Automation can spare workers, especially frontliners such as grocery store staff, nurses, hospital secretaries, police officers, from additional human contact. Automatic checkouts, medical imaging based on machine learning, automated intake forms, and AI-based identity detection can all limit human contact and prevent the virus from spreading.
But even off the frontline, automation can help regular businesses return to work with proper safety precautions. Consider manufacturing. In order to maintain social distancing, some manufacturing businesses will employ collaborative robots (cobots) as part of the assembly line. By working side-by-side with humans, cobots can pick, sort, and replenish materials without fear of carrying the virus. Businesses that must operate at 25% – 50% capacity can use cobots to get up and running while also ensuring safety.
The efficiencies generated by automation also take on new significance during COVID. Imagine a doctor, stuck in her office doing insurance forms. An automated computer vision program could scan this paperwork, extract the data, and generate complete insurance files. This frees the doctor to do what she’s best at: treating patients. Automation can also reduce costly human errors. For instance, automation of control systems in hospitals can reduce interpretative medical errors in overpacked hospitals.
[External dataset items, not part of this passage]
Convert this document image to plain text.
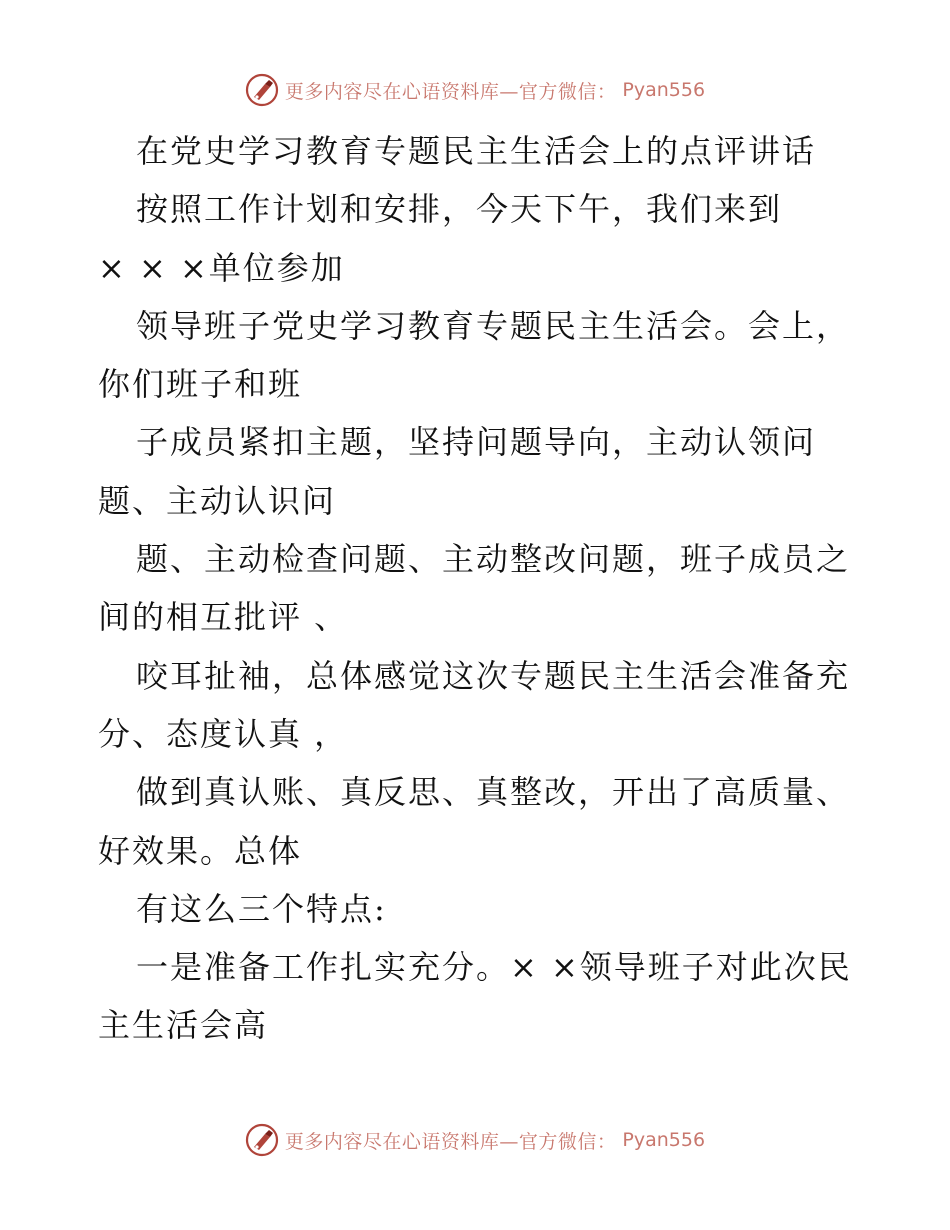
更多内容尽在心语资料库—官方微信： Pyan556
在党史学习教育专题民主生活会上的点评讲话
按照工作计划和安排，今天下午，我们来到
× × ×单位参加
领导班子党史学习教育专题民主生活会。会上，
你们班子和班
子成员紧扣主题，坚持问题导向，主动认领问
题、主动认识问
题、主动检查问题、主动整改问题，班子成员之
间的相互批评 、
咬耳扯袖，总体感觉这次专题民主生活会准备充
分、态度认真 ，
做到真认账、真反思、真整改，开出了高质量、
好效果。总体
有这么三个特点:
一是准备工作扎实充分。× ×领导班子对此次民
主生活会高
更多内容尽在心语资料库—官方微信： Pyan556
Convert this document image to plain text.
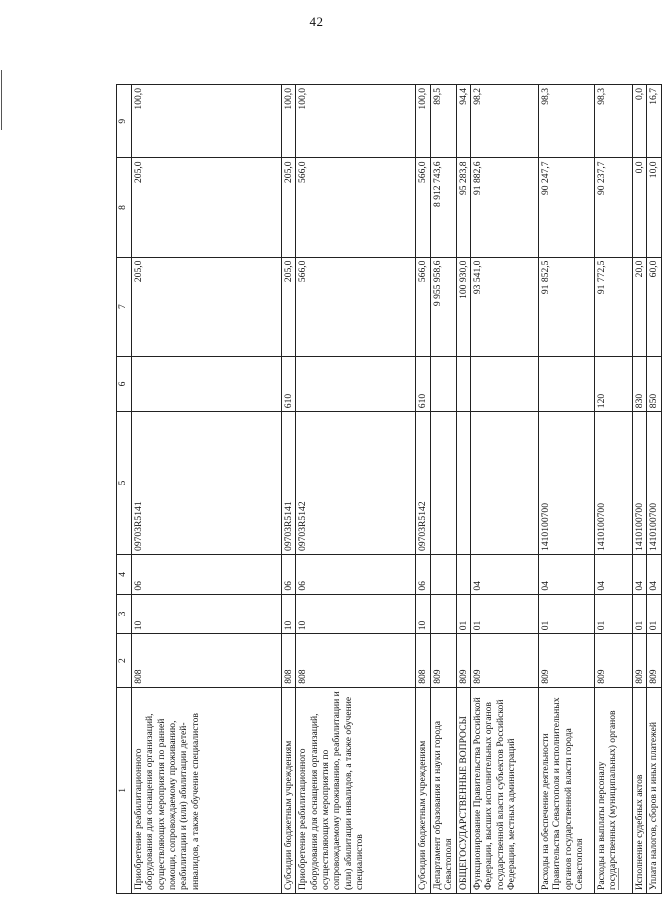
42
1	2	3	4	5	6	7	8	9
Приобретение реабилитационного оборудования для оснащения организаций, осуществляющих мероприятия по ранней помощи, сопровождаемому проживанию, реабилитации и (или) абилитации детей-инвалидов, а также обучение специалистов	808	10	06	09703R5141		205,0	205,0	100,0
Субсидии бюджетным учреждениям	808	10	06	09703R5141	610	205,0	205,0	100,0
Приобретение реабилитационного оборудования для оснащения организаций, осуществляющих мероприятия по сопровождаемому проживанию, реабилитации и (или) абилитации инвалидов, а также обучение специалистов	808	10	06	09703R5142		566,0	566,0	100,0
Субсидии бюджетным учреждениям	808	10	06	09703R5142	610	566,0	566,0	100,0
Департамент образования и науки города Севастополя	809					9 955 958,6	8 912 743,6	89,5
ОБЩЕГОСУДАРСТВЕННЫЕ ВОПРОСЫ	809	01				100 930,0	95 283,8	94,4
Функционирование Правительства Российской Федерации, высших исполнительных органов государственной власти субъектов Российской Федерации, местных администраций	809	01	04			93 541,0	91 882,6	98,2
Расходы на обеспечение деятельности Правительства Севастополя и исполнительных органов государственной власти города Севастополя	809	01	04	1410100700		91 852,5	90 247,7	98,3
Расходы на выплаты персоналу государственных (муниципальных) органов	809	01	04	1410100700	120	91 772,5	90 237,7	98,3
Исполнение судебных актов	809	01	04	1410100700	830	20,0	0,0	0,0
Уплата налогов, сборов и иных платежей	809	01	04	1410100700	850	60,0	10,0	16,7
Forget the jobs-killing robot rhetoric for a second. These are some key examples of how automation is currently impacting workers during the pandemic.
Nobody Can Look Into the Future. But We Can See What Automation Means in the Here and Now
The jury is still out on what the future holds for jobs and automation. There are those who think jobs will be created, those who think jobs will change, and those who think jobs will disappear, or some combination thereof. Now add in a huge variable like the pandemic, and there’s even less certainty about the outcome.
Some studies are proclaiming that millions of jobs are “at risk” for automation due to the pandemic. And while it’s true that many jobs have “exposure” to elimination, one of the big impacts automation has had during the pandemic is making roles safer and more effective. Only time will tell if disruption from automation during the pandemic is significant. But it’s by no means a guarantee.